Ab August wieder Zuschauer im Stadion!

Spittal/Drau -

Ruhig ist es geworden im Goldeckstadion an der Drau. Zuschauer sind in dem Stadion des SV Spittal/Drau derzeit nicht erlaubt. Ohnehin wird seit der massiven Einschränkung des täglichen Lebens in Österreich kein Fußball mehr gespielt.

Ab August wieder Zuschauer im Stadion!
Ein hartes Los, auch für die Anhänger des Vereins aus der Kärntner Liga.
Schrittweise wurden die Maßnahmen während der Corona-Pandemie wieder zurückgefahren. Mit dem Beginn der neuen Saison wird auch der Fußball in Österreich davon profitieren. Ab August sollen wieder Zuschauer ins Stadion dürfen. Lauter wird es dann auch wieder im Goldeckstadion an der Drau.

Eine egalisierte Saison

Seit Juni rollt der Ball wieder in der höchsten Spielklasse Österreichs. Die Fortsetzung der Meisterschaft hat nicht nur Anhänger gefunden. Zeitgleich mit dem Fortsetzen der Meisterschaft in der ersten Liga wurde der Spielbetrieb in allen unteren Ligen eingestellt. Sehr zum Leidwesen aller Vereine, die kurz vor dem Aufstieg standen. Für diese Saison wird es in den unteren Ligen weder Aufsteiger noch Absteiger geben.
Für die Fortsetzung in der Bundesliga spricht vor allem die wirtschaftliche Situation. Viele Vereine fürchteten finanzielle Probleme im Falle eines Abbruchs. Während der Corona-Krise hat sich der internationale Fußball verändert. Das verrät ein Blick auf die Marktwerte der Spieler. Die Grafik von Betway zeigt, wie sich der Marktwert von Messi, Neymar und Co. verändert hat. Zweifelsohne wird die zeitweise Einstellung des Spielbetriebs in fast allen Ligen Europas Auswirkungen auf die Wirtschaftlichkeit der Vereine haben.

Vorbild Skandinavien


Für die unteren Vereine ist die Entwicklung der Marktwerte von geringer Bedeutung. Beim SV Spittal/Drau konzentriert man sich bereits auf den Beginn der neuen Saison. Hoffnungsvolle Talente stehen im Kader und könnten für eine erfolgreiche Saison sorgen.
Möglicherweise werden zur neuen Saison Zuschauer auf der Tribüne für die fehlende Stimmung sorgen. In Österreich gibt es konkrete Pläne, ab der kommenden Spielzeit wieder schrittweise zahlendes Publikum in die Stadien zu lassen. Als Vorbild dient Dänemark. Als erstes westeuropäisches Land hat die Regierung eine Rückkehr von Zuschauern in die Stadien erlaubt. Unter Einhaltung der allgemein gängigen Abstands- und Hygienerichtlinien sind wieder Zuschauer im Stadion erlaubt.
Begrenzt ist die Zahl der Zuschauer, nur so lässt sich der Abstand in den Stadien wahren. Verläuft der Test in Dänemark positiv, könnten ab der neuen Saison wieder mehr Zuschauer bei Spielen in der dänischen Liga hautnah dabei sein.

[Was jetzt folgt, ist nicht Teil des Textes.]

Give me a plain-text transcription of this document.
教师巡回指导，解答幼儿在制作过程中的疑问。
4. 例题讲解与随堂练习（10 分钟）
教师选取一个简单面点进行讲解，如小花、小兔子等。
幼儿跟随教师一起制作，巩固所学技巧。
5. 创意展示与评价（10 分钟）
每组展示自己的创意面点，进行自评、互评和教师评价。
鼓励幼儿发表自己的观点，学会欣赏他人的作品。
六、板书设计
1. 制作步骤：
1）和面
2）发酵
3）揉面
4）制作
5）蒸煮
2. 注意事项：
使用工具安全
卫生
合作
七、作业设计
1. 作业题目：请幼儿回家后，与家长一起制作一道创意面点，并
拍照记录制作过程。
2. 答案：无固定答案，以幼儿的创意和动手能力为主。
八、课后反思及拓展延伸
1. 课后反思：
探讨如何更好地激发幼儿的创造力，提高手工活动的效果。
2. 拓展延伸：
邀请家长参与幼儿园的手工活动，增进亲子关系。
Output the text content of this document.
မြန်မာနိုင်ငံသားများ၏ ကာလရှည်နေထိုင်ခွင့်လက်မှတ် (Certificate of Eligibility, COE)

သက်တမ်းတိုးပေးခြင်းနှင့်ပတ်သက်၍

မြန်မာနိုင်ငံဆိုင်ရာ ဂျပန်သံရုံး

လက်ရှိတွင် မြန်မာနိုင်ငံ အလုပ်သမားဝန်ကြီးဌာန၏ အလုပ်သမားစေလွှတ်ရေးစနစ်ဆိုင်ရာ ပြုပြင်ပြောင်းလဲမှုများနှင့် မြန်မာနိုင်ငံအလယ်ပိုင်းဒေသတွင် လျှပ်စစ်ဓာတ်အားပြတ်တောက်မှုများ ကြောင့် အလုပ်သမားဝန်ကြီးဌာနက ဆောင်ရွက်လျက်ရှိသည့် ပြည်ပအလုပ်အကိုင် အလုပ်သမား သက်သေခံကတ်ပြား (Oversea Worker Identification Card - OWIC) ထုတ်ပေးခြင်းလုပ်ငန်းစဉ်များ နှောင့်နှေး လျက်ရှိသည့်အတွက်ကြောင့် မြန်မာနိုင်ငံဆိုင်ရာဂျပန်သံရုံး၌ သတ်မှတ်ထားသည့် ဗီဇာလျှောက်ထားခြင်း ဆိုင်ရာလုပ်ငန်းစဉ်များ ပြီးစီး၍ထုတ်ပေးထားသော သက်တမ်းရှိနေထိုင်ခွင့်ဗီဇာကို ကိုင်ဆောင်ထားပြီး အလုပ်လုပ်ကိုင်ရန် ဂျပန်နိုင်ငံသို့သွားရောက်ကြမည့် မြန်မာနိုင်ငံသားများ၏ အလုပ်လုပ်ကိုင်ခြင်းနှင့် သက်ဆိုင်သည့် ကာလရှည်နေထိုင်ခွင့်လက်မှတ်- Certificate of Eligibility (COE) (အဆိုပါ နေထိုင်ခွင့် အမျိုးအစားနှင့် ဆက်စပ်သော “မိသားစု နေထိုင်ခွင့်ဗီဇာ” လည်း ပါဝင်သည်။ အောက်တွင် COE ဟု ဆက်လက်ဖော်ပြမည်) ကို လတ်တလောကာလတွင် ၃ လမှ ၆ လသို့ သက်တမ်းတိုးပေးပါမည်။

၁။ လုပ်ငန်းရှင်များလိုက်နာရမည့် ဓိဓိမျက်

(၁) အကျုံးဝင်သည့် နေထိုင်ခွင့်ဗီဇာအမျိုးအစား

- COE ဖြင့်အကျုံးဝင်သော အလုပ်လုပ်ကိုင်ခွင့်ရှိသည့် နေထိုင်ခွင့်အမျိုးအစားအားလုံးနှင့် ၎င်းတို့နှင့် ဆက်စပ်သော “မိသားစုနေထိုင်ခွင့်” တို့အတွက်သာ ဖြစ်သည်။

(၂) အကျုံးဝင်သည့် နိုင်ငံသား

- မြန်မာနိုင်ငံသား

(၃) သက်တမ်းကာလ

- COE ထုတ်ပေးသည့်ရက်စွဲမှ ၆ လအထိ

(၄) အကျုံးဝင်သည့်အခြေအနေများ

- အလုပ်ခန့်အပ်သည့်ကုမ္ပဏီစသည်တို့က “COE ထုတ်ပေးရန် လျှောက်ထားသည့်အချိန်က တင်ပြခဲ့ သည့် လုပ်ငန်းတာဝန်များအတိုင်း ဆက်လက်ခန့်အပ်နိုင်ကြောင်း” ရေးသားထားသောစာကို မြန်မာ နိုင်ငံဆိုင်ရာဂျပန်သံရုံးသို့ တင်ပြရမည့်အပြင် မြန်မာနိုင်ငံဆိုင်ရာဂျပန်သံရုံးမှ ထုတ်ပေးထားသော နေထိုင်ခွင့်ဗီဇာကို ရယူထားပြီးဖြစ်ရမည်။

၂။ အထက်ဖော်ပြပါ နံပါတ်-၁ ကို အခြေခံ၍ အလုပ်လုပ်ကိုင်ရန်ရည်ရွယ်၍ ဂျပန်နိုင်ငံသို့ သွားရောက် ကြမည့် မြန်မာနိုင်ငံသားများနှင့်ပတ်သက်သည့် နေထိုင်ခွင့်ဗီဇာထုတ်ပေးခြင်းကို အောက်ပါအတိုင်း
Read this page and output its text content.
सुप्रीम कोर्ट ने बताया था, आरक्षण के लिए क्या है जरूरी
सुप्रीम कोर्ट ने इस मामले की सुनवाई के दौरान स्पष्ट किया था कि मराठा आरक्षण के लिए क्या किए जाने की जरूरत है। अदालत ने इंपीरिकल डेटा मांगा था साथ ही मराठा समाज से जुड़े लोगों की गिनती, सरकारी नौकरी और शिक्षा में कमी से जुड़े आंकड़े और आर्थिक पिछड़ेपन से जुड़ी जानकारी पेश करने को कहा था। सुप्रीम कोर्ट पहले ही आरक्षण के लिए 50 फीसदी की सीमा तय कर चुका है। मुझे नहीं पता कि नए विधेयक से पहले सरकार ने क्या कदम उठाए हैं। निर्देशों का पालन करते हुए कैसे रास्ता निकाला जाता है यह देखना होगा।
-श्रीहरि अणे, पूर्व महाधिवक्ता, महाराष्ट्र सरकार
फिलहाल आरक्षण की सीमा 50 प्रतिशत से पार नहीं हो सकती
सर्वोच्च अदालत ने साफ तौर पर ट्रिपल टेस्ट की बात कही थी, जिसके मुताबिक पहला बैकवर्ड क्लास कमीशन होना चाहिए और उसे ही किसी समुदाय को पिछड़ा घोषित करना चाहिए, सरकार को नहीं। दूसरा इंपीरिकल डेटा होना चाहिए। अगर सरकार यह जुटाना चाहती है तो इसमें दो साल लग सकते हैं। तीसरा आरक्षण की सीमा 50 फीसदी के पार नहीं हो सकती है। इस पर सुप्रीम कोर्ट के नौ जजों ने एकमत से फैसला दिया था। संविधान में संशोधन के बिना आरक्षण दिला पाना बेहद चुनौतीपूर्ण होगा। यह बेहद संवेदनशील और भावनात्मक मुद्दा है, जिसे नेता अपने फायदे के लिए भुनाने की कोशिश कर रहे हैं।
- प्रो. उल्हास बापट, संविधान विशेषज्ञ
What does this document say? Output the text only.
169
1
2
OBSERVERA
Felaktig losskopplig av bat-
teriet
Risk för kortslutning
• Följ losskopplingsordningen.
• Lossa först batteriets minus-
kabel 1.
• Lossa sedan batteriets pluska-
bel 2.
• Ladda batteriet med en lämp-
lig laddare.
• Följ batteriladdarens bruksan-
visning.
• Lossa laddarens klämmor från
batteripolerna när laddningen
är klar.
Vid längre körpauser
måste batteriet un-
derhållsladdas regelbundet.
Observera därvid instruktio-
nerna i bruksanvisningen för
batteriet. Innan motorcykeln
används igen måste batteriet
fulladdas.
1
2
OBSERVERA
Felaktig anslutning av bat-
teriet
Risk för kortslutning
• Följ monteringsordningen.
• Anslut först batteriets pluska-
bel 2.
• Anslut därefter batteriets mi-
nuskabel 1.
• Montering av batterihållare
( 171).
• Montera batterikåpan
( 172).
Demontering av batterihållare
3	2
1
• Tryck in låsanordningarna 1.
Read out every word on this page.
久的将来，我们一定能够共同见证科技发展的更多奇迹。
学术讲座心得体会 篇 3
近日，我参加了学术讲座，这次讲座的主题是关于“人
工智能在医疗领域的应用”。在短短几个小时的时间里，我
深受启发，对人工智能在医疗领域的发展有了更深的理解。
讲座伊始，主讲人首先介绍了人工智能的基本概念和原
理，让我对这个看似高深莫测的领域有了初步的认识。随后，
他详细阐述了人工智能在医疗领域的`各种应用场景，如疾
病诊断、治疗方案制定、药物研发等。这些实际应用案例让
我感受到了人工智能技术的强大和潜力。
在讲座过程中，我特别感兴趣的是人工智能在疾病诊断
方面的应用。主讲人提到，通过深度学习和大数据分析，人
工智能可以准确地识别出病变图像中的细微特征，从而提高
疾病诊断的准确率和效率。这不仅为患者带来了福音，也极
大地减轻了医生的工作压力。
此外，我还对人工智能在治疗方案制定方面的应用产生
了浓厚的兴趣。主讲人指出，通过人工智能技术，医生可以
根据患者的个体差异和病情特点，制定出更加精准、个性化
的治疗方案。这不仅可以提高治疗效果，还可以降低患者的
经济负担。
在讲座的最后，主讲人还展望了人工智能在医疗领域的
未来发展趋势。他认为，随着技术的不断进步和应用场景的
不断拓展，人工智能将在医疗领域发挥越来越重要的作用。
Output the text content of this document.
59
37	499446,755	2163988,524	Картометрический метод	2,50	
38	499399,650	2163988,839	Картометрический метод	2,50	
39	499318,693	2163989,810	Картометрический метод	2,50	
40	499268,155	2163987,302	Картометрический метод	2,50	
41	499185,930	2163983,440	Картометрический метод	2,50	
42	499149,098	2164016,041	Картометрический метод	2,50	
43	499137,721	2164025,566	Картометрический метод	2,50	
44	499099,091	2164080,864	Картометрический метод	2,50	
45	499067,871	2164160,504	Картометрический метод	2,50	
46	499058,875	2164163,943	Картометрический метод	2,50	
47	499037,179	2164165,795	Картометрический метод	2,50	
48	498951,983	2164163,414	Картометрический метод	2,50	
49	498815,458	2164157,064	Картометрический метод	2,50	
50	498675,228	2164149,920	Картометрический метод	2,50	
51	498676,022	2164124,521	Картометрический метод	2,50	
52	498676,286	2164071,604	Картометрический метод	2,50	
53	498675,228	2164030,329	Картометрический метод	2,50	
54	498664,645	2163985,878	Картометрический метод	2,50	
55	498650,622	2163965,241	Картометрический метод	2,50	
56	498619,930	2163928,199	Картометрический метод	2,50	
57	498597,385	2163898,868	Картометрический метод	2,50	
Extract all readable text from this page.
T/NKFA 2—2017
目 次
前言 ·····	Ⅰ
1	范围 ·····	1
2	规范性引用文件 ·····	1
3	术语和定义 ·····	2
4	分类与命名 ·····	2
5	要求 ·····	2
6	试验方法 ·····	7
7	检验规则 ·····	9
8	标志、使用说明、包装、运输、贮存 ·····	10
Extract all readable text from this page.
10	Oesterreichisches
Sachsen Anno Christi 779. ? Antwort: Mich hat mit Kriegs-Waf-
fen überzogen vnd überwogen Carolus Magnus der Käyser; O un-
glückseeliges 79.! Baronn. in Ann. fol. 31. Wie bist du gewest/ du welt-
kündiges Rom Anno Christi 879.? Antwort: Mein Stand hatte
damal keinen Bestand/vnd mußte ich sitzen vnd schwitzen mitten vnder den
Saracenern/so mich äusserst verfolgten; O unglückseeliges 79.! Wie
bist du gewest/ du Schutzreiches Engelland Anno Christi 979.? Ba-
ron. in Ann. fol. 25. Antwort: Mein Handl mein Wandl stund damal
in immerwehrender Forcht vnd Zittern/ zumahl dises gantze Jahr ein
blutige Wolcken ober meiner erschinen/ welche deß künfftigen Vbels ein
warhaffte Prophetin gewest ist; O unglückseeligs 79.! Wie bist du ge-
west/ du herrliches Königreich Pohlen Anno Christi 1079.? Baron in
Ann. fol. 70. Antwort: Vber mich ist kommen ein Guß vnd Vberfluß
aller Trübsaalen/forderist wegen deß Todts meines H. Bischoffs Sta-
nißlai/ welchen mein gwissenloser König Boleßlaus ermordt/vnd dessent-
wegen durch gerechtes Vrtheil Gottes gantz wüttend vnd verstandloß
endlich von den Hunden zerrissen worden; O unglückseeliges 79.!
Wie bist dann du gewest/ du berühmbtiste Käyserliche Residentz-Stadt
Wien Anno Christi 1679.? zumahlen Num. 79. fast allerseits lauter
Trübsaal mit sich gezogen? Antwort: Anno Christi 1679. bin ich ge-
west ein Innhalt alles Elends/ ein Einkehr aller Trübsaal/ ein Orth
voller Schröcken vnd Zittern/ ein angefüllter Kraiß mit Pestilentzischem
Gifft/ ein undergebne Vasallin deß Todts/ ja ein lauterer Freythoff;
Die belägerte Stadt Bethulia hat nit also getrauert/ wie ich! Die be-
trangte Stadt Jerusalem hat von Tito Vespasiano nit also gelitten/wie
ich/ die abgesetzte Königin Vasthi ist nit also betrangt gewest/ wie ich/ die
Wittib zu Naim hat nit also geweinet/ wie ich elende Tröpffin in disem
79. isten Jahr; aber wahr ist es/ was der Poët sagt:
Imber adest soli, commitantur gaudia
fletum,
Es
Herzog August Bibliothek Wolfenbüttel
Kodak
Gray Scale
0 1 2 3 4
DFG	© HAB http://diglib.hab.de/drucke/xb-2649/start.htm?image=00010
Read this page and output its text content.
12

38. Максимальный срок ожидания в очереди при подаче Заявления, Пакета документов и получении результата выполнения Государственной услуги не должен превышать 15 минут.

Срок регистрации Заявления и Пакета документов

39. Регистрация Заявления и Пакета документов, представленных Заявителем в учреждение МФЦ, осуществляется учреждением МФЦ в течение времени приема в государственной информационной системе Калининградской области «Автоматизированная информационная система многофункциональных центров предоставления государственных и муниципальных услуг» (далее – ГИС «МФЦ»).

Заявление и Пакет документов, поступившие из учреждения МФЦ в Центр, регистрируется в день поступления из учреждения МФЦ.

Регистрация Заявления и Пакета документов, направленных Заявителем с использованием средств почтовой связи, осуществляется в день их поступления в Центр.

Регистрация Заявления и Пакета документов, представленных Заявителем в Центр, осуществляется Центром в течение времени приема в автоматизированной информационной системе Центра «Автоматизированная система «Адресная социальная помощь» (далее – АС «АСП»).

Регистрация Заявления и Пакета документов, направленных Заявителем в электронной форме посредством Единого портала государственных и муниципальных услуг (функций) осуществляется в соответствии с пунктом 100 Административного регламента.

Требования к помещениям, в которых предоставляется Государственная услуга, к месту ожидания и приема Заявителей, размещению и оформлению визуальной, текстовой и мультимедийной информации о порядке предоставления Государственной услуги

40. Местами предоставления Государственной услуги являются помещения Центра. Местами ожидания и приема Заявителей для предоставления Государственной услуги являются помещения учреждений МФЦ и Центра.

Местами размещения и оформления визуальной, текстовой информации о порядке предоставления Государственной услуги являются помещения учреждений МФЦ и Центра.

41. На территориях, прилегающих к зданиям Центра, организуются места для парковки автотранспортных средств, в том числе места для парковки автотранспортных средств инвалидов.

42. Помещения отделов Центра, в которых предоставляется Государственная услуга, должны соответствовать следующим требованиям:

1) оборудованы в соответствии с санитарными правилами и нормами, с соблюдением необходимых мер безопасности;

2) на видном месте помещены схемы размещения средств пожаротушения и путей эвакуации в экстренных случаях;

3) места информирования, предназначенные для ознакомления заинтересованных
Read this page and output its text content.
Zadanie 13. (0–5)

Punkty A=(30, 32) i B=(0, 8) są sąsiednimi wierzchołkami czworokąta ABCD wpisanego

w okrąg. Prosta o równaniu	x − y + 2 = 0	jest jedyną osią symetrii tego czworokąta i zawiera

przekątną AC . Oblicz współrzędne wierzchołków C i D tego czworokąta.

Österreich plant eigenes System


Mit großem Interesse verfolgen die Verantwortlichen in Österreich das Vorgehen in Dänemark. Bewährt sich das System, verleiht es dem geplanten System hierzulande Auftrieb. Bereits ab August sollen wieder Zuschauer bei den Spielen in Österreich dabei sein.
In einem ersten Schritt sollen maximal 1.250 Zuschauer Einlass in die Arenen des Landes finden. Schon im September soll es die Möglichkeit geben, bis zu 10.000 Zuschauer bei Spielen dabei sein zu lassen. Diese Pläne hat Vizekanzler und Sportminister Werner Kogler bekannt gegeben. Die Höchstgrenze ist nicht in Stein gemeißelt. Sie soll in Abhängigkeit von den Spielstätten gefasst werden. Unterschiede soll es dabei zwischen Veranstaltungen unter freiem Himmel oder in der Halle geben. Je größer ein Ort ist, desto mehr Zuschauer dürfen vermutlich dabei sein.